Flight Dynamics Conceptual Design Exploration of Multirotor eVTOL

The advent of electric propulsion is revolutionizing the paradigm of rotorcraft design, leading to new electric Vertical Take-Off and Landing (eVTOL) aircraft. Direct drive topologies are common within these new designs, and some designers have chosen to utilize this mechanism for Primary Flight Control (PFC), effectively utilizing the aircraft engines as PFC actuators to control the speed of the rotors. This decision integrates the propulsion and flight control systems, and intrinsically couples the aircraft sizing and control. Four separate tools were exercised throughout this study to conduct a conceptual design exploration of eVTOL aircraft handling qualities.

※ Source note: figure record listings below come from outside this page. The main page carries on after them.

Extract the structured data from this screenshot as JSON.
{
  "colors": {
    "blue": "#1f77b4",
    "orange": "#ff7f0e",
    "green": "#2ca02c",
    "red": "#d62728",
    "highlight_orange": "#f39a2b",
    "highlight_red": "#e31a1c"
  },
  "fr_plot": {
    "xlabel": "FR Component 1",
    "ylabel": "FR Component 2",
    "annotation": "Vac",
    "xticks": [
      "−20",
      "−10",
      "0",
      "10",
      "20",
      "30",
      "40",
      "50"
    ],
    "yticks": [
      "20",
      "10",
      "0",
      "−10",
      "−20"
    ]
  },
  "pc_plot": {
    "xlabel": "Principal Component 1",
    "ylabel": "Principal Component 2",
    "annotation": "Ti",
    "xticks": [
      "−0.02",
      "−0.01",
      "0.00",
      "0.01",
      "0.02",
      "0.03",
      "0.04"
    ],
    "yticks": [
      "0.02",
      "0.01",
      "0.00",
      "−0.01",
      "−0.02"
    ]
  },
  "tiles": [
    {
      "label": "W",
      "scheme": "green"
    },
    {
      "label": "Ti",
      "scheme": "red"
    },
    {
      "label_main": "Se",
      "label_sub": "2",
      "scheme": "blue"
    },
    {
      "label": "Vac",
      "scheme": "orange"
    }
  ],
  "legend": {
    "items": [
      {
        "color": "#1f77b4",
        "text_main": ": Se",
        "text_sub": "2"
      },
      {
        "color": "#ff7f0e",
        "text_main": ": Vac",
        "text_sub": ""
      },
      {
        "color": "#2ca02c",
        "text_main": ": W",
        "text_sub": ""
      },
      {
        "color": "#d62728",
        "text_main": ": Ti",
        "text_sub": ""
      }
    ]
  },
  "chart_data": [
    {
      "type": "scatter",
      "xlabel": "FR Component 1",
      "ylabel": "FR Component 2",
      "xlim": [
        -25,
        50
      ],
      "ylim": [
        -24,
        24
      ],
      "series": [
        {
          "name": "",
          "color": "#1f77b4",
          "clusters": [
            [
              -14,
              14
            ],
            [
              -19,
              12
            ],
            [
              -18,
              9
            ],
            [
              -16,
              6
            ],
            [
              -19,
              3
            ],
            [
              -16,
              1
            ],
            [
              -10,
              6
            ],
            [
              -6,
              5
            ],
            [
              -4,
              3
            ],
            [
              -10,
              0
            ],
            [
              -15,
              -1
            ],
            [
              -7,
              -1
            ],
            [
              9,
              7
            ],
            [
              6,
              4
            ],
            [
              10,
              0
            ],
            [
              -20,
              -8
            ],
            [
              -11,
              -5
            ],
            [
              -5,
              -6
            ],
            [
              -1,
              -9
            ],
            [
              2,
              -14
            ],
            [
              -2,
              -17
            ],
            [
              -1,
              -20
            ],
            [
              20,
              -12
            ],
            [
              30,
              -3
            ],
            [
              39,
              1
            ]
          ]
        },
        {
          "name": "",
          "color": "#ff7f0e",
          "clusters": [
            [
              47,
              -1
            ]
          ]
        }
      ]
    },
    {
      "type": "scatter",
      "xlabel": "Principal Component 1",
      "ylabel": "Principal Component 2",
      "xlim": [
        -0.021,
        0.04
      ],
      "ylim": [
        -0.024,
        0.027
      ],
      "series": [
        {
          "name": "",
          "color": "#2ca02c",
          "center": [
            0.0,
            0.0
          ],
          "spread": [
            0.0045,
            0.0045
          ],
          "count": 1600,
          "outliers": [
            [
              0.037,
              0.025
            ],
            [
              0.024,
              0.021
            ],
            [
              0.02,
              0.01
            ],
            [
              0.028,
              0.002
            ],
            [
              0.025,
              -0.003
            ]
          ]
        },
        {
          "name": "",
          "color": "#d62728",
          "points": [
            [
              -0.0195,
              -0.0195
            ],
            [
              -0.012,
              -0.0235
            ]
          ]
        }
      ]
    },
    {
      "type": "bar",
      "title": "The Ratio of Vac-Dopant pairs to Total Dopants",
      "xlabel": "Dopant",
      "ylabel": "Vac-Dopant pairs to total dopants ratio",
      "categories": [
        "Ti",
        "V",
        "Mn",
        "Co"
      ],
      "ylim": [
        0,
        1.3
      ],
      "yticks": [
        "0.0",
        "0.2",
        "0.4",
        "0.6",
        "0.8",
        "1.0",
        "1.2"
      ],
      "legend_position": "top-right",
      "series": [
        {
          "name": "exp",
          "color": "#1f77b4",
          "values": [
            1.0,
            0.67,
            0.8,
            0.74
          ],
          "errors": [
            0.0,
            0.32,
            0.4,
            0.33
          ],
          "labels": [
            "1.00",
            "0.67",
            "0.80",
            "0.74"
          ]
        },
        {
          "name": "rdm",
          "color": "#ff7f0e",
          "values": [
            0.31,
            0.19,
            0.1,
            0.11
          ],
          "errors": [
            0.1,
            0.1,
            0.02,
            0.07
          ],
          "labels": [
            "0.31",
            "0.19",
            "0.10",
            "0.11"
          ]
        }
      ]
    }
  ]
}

The main tasks for these tools were: 1) aircraft sizing and performance analysis, including the calculation of trim; 2) flight dynamics modeling and analysis; 3) handling qualities-centric control law optimization; and 4) electric motor sizing. Sizing of an RPM-controlled Hexacopter concept explored the dependency of aircraft size to fundamental design parameters: 1) disk loading and 2) blade loading coefficient. Increasing the design disk loading resulted in designs with high agility, but at the cost of significant growth in the design gross weight. Finally, Categories II and III pilot-induced-oscillation (PIO) are known potentially-catastrophic handling qualities deficiencies of fly-by-wire flight control systems such as those expected of eVTOL aircraft. Consideration of PIO predictive metrics in conceptual design control synthesis led to increased PIO robustness.